Model of the OB-fold center and associated proteins in the core of the editosome. (A) A ‘shifted heterotetramer’ model of the OB folds of A1, A2 or A4, A3 and A6. The shifted heterotetramer described in (29) was modified by replacing the model structure for A1^OB by the actual structure of A1^OB described in this article. The heterotetramer depicted contains the actual structure of the A3^OB•A6 heterodimer (29), the new structure of A1^OB (Figure 5A and Supplementary Figure S4) and a model of A2^OB based on the structure of A1^OB. The A2^OB domain might be an A4^OB domain instead, as discussed in (29). (B) The ‘shifted heterotetramer’ model with four associated enzymes depicted schematically. The OB domains are colored as in (A); the editing RNA ligase L2 is shown in blue; four additional editosome proteins in gray. The three domains of A1 are schematically shown interacting with partner proteins in the core: the A1^L2BD with the L2^A1BD, A1^T2BD domain with T2 and A1^OB with A6. The editosome proteins schematically depicted are: TUTase 2 (T2), Exonuclease 2 (X2), Ligase 1 (L1), Ligase 2 (L2), interaction proteins A1 to A6 (A1–A6) and KREPB5 (B5). Interaction data is from references (15,17) and from Figures 1, 3 and 4. (C).

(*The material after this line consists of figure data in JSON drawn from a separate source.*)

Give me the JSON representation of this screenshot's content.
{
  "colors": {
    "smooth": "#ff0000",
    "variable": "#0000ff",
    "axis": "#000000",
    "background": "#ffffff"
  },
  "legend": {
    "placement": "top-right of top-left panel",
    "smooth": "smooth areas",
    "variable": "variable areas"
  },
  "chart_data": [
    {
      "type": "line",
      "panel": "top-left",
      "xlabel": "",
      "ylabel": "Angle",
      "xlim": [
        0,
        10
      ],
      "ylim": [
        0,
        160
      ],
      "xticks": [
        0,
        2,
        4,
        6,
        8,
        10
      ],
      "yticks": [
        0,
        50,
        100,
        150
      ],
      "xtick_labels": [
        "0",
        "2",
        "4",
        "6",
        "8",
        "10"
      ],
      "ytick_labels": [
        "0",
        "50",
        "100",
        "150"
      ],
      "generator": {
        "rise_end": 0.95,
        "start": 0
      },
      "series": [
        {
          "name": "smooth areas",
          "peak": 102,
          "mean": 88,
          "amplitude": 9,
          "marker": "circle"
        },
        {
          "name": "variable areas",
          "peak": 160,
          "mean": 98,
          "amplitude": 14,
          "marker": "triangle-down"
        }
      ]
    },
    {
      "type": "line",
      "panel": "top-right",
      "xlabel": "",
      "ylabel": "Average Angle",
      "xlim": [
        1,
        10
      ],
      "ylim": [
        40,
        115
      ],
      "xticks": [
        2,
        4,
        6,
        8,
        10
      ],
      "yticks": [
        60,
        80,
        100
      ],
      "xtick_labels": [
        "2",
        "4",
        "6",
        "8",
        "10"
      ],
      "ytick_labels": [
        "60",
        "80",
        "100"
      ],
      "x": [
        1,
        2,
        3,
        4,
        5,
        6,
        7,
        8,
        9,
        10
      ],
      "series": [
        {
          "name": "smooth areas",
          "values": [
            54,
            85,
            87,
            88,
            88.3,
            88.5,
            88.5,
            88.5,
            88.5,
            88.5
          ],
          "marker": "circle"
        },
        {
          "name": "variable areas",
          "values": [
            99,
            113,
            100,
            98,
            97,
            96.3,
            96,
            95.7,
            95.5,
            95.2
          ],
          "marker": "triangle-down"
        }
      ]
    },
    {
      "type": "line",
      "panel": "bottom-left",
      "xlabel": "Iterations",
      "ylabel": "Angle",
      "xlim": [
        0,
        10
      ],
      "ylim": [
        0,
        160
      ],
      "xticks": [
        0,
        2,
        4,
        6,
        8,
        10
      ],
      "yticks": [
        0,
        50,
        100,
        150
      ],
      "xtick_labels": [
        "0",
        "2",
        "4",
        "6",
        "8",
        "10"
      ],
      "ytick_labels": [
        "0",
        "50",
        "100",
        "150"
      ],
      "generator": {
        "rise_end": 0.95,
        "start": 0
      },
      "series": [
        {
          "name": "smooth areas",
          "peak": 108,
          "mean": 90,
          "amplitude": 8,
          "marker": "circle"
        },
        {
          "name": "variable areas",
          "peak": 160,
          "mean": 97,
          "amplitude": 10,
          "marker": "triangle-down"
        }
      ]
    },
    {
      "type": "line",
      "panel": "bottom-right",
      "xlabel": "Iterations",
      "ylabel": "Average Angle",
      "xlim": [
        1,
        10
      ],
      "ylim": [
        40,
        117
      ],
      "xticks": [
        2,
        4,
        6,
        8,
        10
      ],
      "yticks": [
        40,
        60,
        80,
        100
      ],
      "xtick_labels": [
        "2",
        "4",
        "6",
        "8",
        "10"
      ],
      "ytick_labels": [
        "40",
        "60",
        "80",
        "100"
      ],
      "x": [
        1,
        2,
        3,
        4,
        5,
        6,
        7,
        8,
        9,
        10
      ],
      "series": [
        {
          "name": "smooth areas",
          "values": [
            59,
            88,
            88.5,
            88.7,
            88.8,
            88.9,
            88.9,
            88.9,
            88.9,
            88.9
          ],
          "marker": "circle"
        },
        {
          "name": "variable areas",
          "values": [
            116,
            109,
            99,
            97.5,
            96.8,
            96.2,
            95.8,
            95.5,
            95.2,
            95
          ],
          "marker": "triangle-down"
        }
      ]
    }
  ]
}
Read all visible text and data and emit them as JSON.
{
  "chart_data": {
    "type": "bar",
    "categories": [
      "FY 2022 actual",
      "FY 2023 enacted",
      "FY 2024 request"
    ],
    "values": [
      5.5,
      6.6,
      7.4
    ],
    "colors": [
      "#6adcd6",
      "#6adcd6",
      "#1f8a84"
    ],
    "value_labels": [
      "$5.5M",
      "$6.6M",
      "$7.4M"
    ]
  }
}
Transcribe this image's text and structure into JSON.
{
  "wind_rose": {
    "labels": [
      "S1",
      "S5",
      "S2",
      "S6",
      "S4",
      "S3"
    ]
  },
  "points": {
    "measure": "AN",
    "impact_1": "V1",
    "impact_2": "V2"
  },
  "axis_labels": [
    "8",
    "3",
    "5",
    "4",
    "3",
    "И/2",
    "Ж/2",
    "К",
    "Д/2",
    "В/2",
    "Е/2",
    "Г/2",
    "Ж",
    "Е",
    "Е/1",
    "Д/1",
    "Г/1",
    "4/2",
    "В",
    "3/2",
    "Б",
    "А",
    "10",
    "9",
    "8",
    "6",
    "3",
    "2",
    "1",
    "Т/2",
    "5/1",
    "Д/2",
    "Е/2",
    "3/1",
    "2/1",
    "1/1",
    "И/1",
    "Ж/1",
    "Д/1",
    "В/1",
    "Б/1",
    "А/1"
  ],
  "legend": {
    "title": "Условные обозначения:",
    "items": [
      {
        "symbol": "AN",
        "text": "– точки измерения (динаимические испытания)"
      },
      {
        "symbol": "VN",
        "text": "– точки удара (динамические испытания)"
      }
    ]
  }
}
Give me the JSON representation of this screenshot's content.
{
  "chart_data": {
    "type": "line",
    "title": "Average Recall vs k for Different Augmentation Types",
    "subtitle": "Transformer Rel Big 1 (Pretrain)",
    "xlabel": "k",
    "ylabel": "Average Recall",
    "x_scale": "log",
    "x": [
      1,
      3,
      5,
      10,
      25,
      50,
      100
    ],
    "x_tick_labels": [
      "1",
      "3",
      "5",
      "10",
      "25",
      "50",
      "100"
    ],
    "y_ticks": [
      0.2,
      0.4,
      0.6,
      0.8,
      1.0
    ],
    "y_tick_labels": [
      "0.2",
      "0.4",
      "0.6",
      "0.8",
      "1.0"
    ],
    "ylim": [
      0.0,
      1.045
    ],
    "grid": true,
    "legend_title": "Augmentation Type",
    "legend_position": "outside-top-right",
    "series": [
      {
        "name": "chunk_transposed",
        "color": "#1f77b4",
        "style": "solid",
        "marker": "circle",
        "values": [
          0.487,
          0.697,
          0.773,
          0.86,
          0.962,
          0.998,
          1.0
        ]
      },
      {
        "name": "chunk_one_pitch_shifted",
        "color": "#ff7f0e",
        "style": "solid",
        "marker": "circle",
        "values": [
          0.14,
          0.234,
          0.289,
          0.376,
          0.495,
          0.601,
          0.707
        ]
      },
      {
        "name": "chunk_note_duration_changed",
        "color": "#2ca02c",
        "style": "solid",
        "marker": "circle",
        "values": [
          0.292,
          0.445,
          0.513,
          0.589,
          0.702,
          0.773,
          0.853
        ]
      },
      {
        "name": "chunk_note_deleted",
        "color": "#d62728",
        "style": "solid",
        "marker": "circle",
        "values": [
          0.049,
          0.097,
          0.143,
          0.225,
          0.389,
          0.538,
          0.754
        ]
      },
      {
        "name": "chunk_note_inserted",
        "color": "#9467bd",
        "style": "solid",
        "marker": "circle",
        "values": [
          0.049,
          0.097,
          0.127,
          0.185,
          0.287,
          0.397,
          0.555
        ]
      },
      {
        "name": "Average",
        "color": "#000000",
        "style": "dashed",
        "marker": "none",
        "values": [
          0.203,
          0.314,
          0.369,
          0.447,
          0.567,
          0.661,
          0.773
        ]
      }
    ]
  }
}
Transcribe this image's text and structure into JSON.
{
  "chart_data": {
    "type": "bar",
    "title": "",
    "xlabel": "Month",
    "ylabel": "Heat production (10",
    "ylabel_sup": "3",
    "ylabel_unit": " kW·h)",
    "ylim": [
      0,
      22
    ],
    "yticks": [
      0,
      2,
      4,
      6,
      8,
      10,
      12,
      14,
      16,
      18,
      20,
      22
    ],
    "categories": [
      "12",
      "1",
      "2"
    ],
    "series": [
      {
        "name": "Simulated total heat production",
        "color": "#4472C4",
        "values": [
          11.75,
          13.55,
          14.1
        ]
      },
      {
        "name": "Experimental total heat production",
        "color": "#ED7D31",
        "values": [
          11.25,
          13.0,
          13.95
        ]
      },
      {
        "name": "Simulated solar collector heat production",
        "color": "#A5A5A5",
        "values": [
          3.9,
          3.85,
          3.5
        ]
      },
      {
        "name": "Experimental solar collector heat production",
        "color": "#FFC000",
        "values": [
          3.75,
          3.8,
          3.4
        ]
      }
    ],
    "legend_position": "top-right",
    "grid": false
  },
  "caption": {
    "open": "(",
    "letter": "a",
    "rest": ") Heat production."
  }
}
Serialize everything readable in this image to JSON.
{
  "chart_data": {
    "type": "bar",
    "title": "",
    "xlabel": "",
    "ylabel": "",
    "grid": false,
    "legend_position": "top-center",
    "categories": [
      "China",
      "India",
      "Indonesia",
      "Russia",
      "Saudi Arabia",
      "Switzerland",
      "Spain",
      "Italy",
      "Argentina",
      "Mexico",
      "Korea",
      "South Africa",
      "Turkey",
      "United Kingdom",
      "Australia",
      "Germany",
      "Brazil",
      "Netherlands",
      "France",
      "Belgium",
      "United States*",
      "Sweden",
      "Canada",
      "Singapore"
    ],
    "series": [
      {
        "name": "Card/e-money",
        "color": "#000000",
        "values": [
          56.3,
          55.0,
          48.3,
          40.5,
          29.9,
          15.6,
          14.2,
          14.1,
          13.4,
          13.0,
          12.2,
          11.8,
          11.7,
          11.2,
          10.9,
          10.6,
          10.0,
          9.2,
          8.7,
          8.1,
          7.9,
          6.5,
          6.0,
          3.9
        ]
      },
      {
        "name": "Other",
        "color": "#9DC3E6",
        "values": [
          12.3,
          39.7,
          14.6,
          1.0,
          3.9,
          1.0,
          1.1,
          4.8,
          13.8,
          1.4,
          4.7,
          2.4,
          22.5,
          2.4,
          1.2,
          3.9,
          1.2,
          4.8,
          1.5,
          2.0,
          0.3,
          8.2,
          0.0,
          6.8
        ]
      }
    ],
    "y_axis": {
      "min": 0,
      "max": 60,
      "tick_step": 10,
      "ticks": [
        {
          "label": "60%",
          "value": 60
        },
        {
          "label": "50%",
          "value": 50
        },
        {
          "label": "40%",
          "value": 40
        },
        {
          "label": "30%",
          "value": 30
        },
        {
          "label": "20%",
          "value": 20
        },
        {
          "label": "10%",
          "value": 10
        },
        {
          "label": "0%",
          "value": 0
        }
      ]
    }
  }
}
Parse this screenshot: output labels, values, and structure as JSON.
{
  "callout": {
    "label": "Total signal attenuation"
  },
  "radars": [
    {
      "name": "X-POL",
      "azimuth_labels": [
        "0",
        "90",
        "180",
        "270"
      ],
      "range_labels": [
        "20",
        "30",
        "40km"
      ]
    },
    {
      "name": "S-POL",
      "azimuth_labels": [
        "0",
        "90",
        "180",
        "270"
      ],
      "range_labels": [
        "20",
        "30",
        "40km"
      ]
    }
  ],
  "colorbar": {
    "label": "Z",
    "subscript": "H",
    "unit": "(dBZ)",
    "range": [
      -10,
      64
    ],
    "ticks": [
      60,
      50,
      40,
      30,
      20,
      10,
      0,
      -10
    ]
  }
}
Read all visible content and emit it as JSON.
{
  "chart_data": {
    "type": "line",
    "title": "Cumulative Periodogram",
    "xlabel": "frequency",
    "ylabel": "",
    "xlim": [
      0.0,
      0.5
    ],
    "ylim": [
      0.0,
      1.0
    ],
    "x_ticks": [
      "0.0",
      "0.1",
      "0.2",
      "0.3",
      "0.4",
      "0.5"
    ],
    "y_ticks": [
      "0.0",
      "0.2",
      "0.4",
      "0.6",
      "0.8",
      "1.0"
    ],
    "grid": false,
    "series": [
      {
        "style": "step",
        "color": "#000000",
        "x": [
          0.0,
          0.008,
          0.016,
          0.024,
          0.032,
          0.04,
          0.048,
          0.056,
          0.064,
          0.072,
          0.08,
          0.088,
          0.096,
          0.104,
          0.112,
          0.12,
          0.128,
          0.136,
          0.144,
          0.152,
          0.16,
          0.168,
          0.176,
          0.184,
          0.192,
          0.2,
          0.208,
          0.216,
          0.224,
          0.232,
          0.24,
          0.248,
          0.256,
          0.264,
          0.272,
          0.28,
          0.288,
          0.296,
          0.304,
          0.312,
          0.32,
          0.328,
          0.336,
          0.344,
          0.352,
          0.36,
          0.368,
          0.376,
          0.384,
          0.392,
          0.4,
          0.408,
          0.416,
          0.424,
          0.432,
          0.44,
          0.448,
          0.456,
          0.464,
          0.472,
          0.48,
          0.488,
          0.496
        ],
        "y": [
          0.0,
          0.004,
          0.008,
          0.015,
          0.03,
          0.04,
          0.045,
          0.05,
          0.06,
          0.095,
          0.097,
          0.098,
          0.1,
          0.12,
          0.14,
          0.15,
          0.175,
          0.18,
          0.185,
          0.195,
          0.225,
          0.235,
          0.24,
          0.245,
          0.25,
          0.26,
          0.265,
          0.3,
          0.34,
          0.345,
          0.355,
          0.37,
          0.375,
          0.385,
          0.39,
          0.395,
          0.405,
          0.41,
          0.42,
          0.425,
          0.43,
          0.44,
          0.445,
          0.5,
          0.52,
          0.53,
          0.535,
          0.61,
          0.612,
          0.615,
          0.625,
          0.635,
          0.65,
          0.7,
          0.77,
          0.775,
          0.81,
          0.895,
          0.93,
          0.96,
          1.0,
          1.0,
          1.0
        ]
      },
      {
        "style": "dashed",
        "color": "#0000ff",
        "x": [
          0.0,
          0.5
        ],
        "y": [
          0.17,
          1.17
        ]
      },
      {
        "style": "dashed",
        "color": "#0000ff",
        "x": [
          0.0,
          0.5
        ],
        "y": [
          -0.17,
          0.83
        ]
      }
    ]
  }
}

A1 and L2 recognizing dsRNA. Color code as in (B) above with dsRNA schematically added in gold, and with the L2^NTase domain closer to A1^OB. The A1^L2BD and L2^A1BD domains interact with each other, thereby enabling the A1^OB and L2^NTase domains to cooperatively bind dsRNA substrate. For further explanation see ‘Discussion’ section.